Here is my personal collection of the best Kevin Kelly’s unsolicited advices from all his posts.

103 bits

  1. Don’t ever work for someone you don’t want to become.
  2. When you lead, your real job is to create more leaders, not more followers.
  3. Productivity is often a distraction. Don’t aim for better ways to get through your tasks as quickly as possible, rather aim for better tasks that you never want to stop doing.
  4. The biggest lie we tell ourselves is “I don’t need to write this down because I will remember it.” (That’s the reason why I write this post)
  5. Speak confidently as if you are right, but listen carefully as if you are wrong.
  6. Three things you need: The ability to not give up something till it works, the ability to give up something that does not work, and the trust in other people to help you distinguish between the two.
  7. Half the skill of being educated is learning what you can ignore.
  8. You cannot get smart people to work extremely hard just for money.
  9. We tend to overestimate what we can do in a day, and underestimate what we can achieve in a decade.
  10. It’s possible that a not-so-smart person, who can communicate well, can do much better than a super-smart person who can’t communicate well.
  11. Backups are cheap compared to regrets.
  12. When you are stuck, explain your problem to others.
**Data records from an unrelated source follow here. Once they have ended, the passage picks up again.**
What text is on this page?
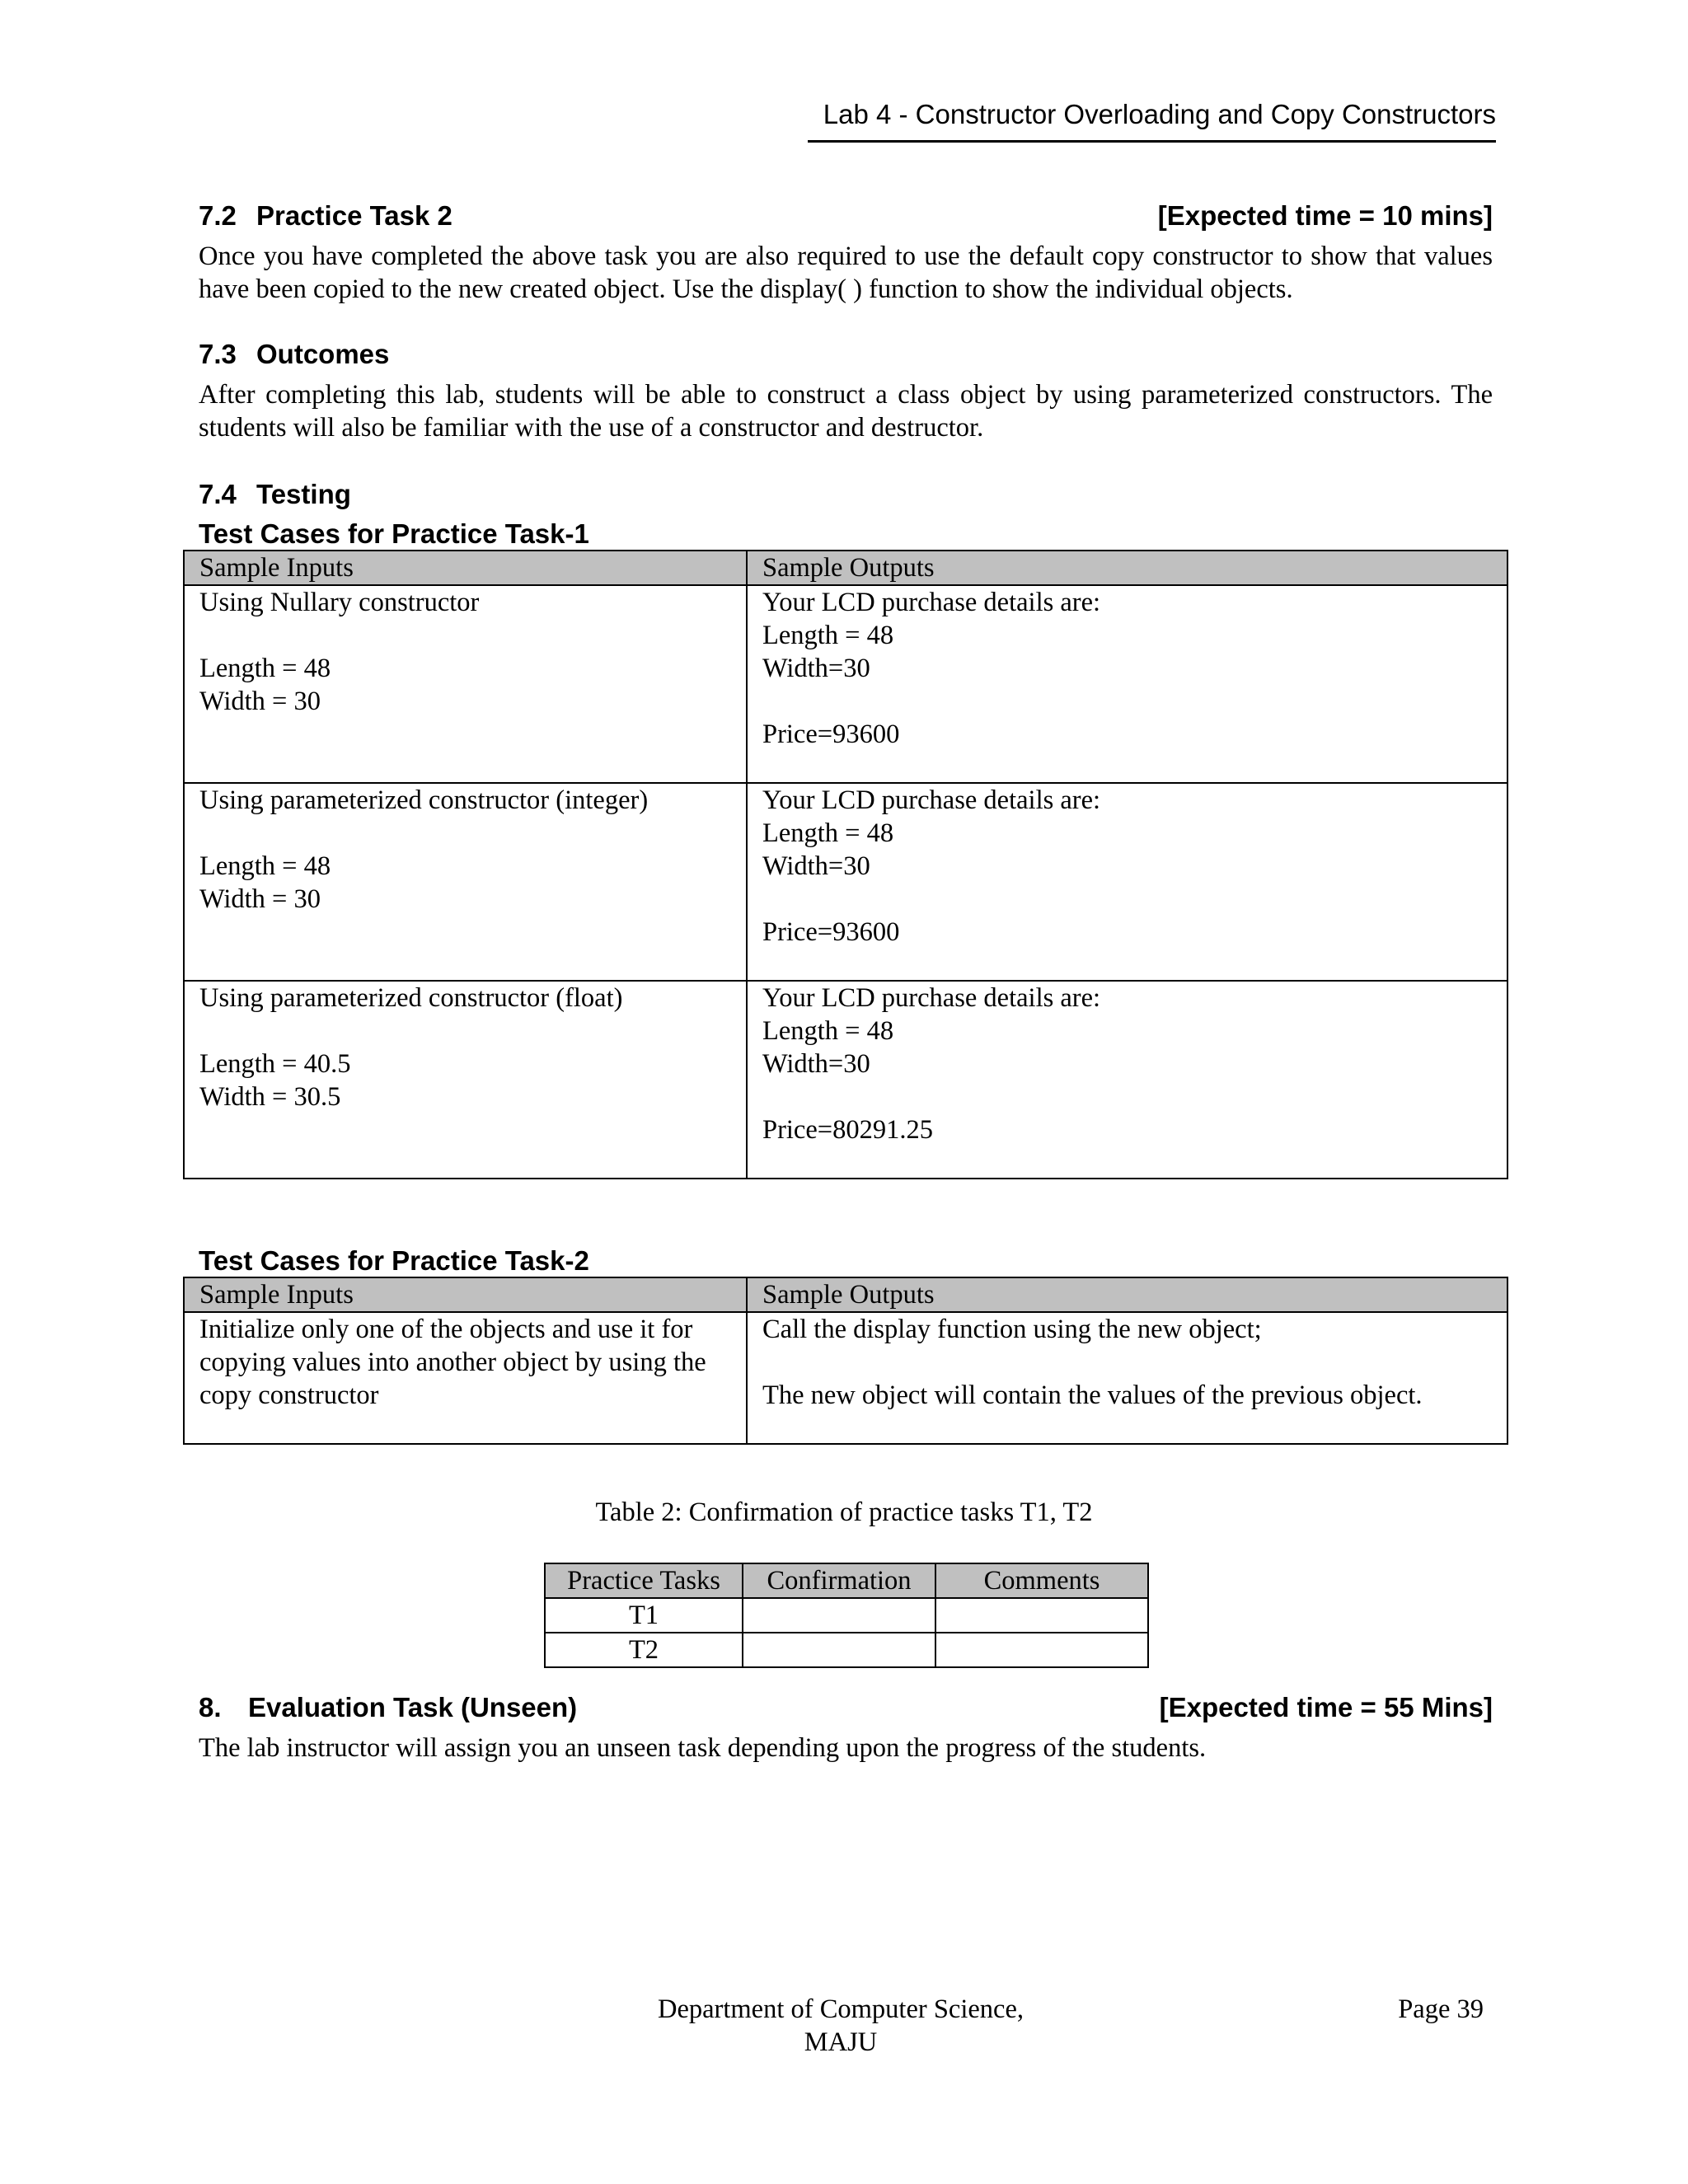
Lab 4 - Constructor Overloading and Copy Constructors
7.2 Practice Task 2	[Expected time = 10 mins]
Once you have completed the above task you are also required to use the default copy constructor to show that values have been copied to the new created object. Use the display( ) function to show the individual objects.
7.3 Outcomes
After completing this lab, students will be able to construct a class object by using parameterized constructors. The students will also be familiar with the use of a constructor and destructor.
7.4 Testing
Test Cases for Practice Task-1
Sample Inputs	Sample Outputs

Using Nullary constructor
Length = 48
Width = 30	Your LCD purchase details are:
Length = 48
Width=30
Price=93600

Using parameterized constructor (integer)
Length = 48
Width = 30	Your LCD purchase details are:
Length = 48
Width=30
Price=93600

Using parameterized constructor (float)
Length = 40.5
Width = 30.5	Your LCD purchase details are:
Length = 48
Width=30
Price=80291.25
Test Cases for Practice Task-2
Sample Inputs	Sample Outputs

Initialize only one of the objects and use it for
copying values into another object by using the
copy constructor	Call the display function using the new object;
The new object will contain the values of the previous object.
Table 2: Confirmation of practice tasks T1, T2
Practice Tasks	Confirmation	Comments
T1		
T2		
8. Evaluation Task (Unseen)	[Expected time = 55 Mins]
The lab instructor will assign you an unseen task depending upon the progress of the students.
Department of Computer Science,
MAJU
Page 39
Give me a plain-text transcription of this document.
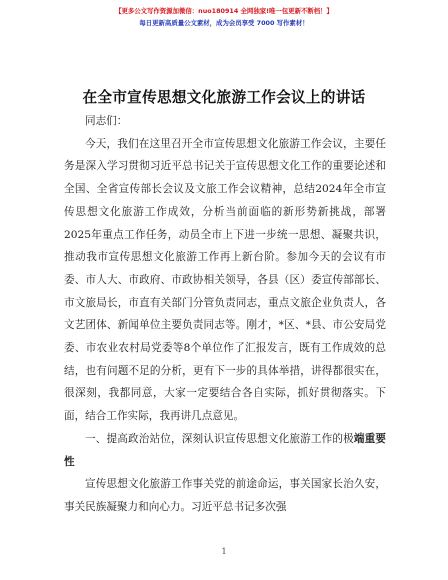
【更多公文写作资源加微信：nuo180914 全网独家!唯一包更新不断档！】
每日更新高质量公文素材，成为会员享受 7000 写作素材！
在全市宣传思想文化旅游工作会议上的讲话

同志们：

今天，我们在这里召开全市宣传思想文化旅游工作会议，主要任务是深入学习贯彻习近平总书记关于宣传思想文化工作的重要论述和全国、全省宣传部长会议及文旅工作会议精神，总结2024年全市宣传思想文化旅游工作成效，分析当前面临的新形势新挑战，部署2025年重点工作任务，动员全市上下进一步统一思想、凝聚共识，推动我市宣传思想文化旅游工作再上新台阶。参加今天的会议有市委、市人大、市政府、市政协相关领导，各县（区）委宣传部部长、市文旅局长，市直有关部门分管负责同志，重点文旅企业负责人，各文艺团体、新闻单位主要负责同志等。刚才，*区、*县、市公安局党委、市农业农村局党委等8个单位作了汇报发言，既有工作成效的总结，也有问题不足的分析，更有下一步的具体举措，讲得都很实在，很深刻，我都同意，大家一定要结合各自实际，抓好贯彻落实。下面，结合工作实际，我再讲几点意见。

一、提高政治站位，深刻认识宣传思想文化旅游工作的极端重要性

宣传思想文化旅游工作事关党的前途命运，事关国家长治久安，事关民族凝聚力和向心力。习近平总书记多次强

1
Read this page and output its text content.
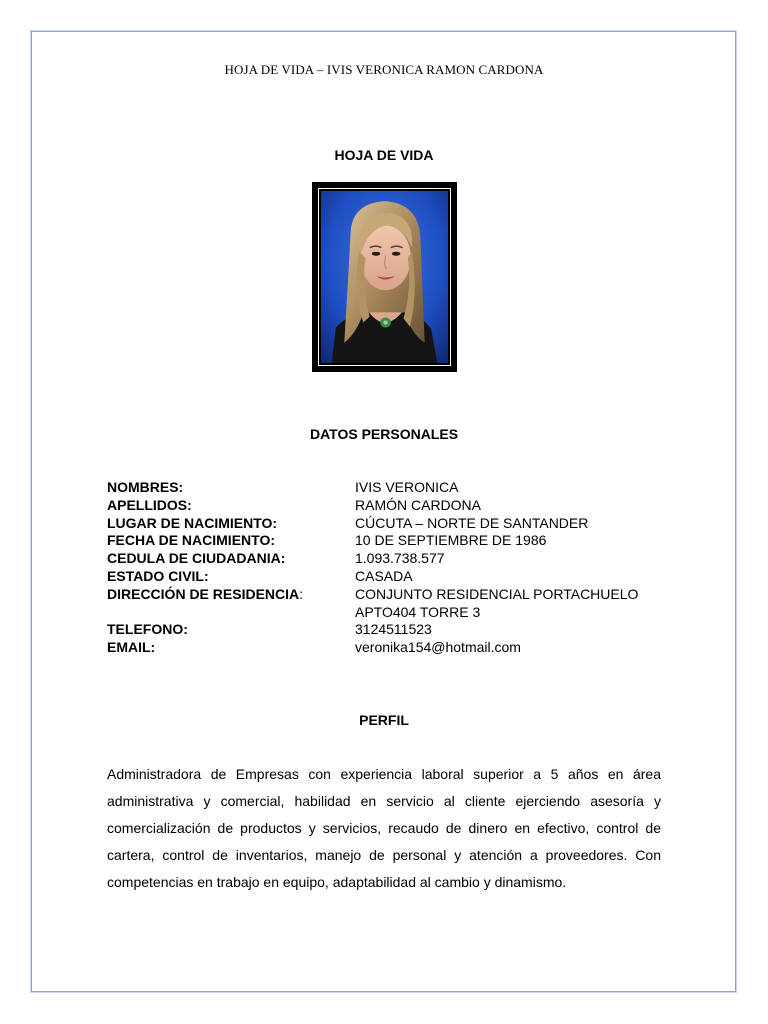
HOJA DE VIDA – IVIS VERONICA RAMON CARDONA
HOJA DE VIDA
DATOS PERSONALES
NOMBRES:	IVIS VERONICA
APELLIDOS:	RAMÓN CARDONA
LUGAR DE NACIMIENTO:	CÚCUTA – NORTE DE SANTANDER
FECHA DE NACIMIENTO:	10 DE SEPTIEMBRE DE 1986
CEDULA DE CIUDADANIA:	1.093.738.577
ESTADO CIVIL:	CASADA
DIRECCIÓN DE RESIDENCIA:	CONJUNTO RESIDENCIAL PORTACHUELO
APTO404 TORRE 3
TELEFONO:	3124511523
EMAIL:	veronika154@hotmail.com
PERFIL
Administradora de Empresas con experiencia laboral superior a 5 años en área administrativa y comercial, habilidad en servicio al cliente ejerciendo asesoría y comercialización de productos y servicios, recaudo de dinero en efectivo, control de cartera, control de inventarios, manejo de personal y atención a proveedores. Con competencias en trabajo en equipo, adaptabilidad al cambio y dinamismo.
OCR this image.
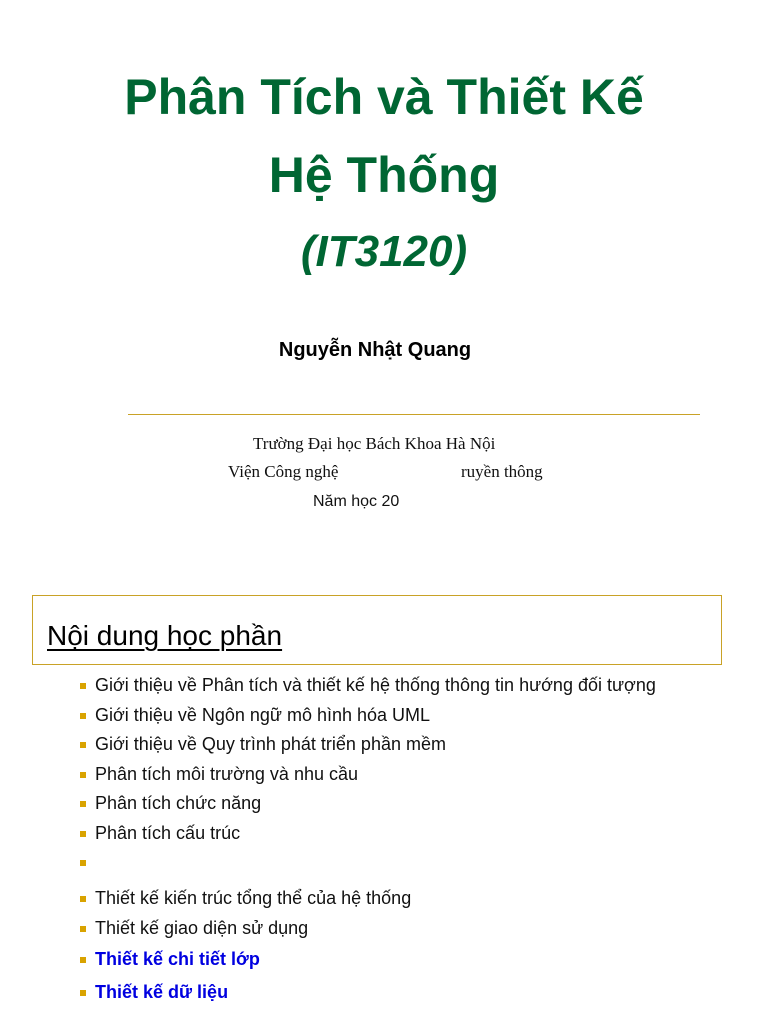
Phân Tích và Thiết Kế
Hệ Thống
(IT3120)
Nguyễn Nhật Quang
Trường Đại học Bách Khoa Hà Nội
Viện Công nghệ	ruyền thông
Năm học 20
Nội dung học phần
Giới thiệu về Phân tích và thiết kế hệ thống thông tin hướng đối tượng
Giới thiệu về Ngôn ngữ mô hình hóa UML
Giới thiệu về Quy trình phát triển phần mềm
Phân tích môi trường và nhu cầu
Phân tích chức năng
Phân tích cấu trúc
Thiết kế kiến trúc tổng thể của hệ thống
Thiết kế giao diện sử dụng
Thiết kế chi tiết lớp
Thiết kế dữ liệu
Often simply laying out a problem will present a solution. Make “explaining the problem” part of your troubleshooting process. (Rubber duck debugging is that you?)
  13. Don’t bother fighting the old; just build the new.
  14. You are as big as the things that make you angry.
  15. If you repeated what you did today 365 more times will you be where you want to be next year?
  16. Copying others is a good way to start. Copying yourself is a disappointing way to end.

99 bits

  1. Under-promise and over-deliver.
  2. Be governed not by the tyranny of the urgent but by the elevation of the important.
  3. Don’t create things to make money; make money so you can create things. The reward for good work is more work.
  4. Train employees well enough they could get another job, but treat them well enough so they never want to.
  5. A multitude of bad ideas is necessary for one good idea.
  6. Most overnight successes —in fact, any significant successes— take at least 5 years. Budget your life accordingly.
  7. To be wealthy, accumulate all those things that money can’t buy.
  8. It is much easier to change how you think by changing your behavior than it is to change your behavior by changing how you think.

68 bits

  1. Always demand a deadline. A deadline weeds out the extraneous and the ordinary. It prevents you from trying to make it perfect, so you have to make it different.
  2. A worthy goal for a year is to learn enough about a subject so that you can’t believe how ignorant you were a year earlier.
  3. Don’t be the smartest person in the room. Hang out with, and learn from, people smarter than yourself. Even better, find smart people who will disagree with you.
  4. The more you are interested in others, the more interesting they find you. To be interesting, be interested.
  5. Separate the processes of creation from improving. You can’t write and edit, sculpt and polish, or make and analyze at the same time. If you do, the editor stops the creator. While you invent, don’t select. While you sketch, don’t inspect. While you write the first draft, don’t reflect. At the start, the creator’s mind must be unleashed from judgment.
  6. Before you are old, attend as many funerals as you can bear, and listen.